La France peut demander le rétablissement d'un visa avec l'Albanie si les demandeurs d'asile continuent à abuser de l'hospitalité du pays. Selon les données officielles du ministère de l'Intérieur publié dans le quotidien Le Figaro, l'Albanie occupe la première place dans le nombre de demandeurs d'asile pour 2017. À partir de janvier de cette année, [...]
La France peut demander le rétablissement d'un visa avec l'Albanie si les demandeurs d'asile continuent à abuser de l'hospitalité du pays.
Selon les données officielles du ministère de l'Intérieur publié dans le quotidien Le Figaro, l'Albanie occupe la première place dans le nombre de demandeurs d'asile pour 2017.
À partir de janvier de cette année, 7 256 Albanais ont demandé l'asile en France, soit 178,9% de plus que l'année dernière.
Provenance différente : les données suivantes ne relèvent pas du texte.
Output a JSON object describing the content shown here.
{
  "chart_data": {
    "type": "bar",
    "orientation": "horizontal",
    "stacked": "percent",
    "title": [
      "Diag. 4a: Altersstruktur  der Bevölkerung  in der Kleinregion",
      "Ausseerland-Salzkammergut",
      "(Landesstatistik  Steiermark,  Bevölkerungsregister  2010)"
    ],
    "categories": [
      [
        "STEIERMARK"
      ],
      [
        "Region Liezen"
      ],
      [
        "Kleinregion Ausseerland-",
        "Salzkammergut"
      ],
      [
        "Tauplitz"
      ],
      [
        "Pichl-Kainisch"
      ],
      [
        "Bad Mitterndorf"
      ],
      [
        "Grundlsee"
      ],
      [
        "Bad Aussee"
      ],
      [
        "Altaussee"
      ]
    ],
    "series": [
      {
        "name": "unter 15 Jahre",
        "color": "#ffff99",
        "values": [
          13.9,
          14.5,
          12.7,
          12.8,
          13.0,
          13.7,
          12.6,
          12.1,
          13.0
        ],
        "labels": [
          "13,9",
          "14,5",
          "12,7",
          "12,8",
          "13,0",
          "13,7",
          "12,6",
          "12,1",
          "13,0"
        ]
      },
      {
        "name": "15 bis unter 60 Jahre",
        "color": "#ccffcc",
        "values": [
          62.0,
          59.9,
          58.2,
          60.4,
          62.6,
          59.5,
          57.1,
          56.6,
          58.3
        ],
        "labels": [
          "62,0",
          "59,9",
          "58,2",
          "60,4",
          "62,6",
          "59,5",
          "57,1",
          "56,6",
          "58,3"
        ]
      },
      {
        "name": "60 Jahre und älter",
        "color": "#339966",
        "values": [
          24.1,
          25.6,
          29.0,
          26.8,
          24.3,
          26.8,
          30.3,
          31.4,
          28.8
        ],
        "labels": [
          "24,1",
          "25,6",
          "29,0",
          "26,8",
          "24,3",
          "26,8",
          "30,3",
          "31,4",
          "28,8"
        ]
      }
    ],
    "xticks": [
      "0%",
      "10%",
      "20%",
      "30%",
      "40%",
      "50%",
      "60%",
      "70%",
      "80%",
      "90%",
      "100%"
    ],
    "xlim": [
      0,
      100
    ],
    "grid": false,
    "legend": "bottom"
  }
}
L'Albanie est donc classée devant des pays comme l'Afghanistan ou la Syrie, qui sont impliqués dans des guerres civiles.
“Pour contrôler la situation, Paris a été contraint de rechercher l'Albanie la même clause de sauvegarde qu'elle avait demandée pour la Géorgie et l'Ukraine: un retour au visa en cas d'abus d'hospitalité,” est écrit dans le quotidien français.
Selon le journal Le Figaro, au moins 3 avions sont arrivés de France à Tirana cet été, les Albanais se voyant refuser l'asile.
La situation est présentée comme très préoccupante et le ministre français de l'Intérieur, Gerard Collob, est en contact permanent avec les autorités compétentes, où les demandeurs d'asile albanais posent des problèmes.
Faisant référence aux Pays-Bas, la France constate également avec préoccupation l'activité criminelle croissante des groupes albanais. Selon le quotidien Le Figaro, certains Albanais demandent asile à la suite du Kanun.
Cette communauté vulnérable est menacée par la traite des êtres humains et la prostitution, tandis que les Albanais qui arrivent massivement en France sont soutenus par de puissants groupes mafieux.
Les échanges diplomatiques entre Paris et Tirana sur cette question s'intensifient, conclut l'article Le Figaro.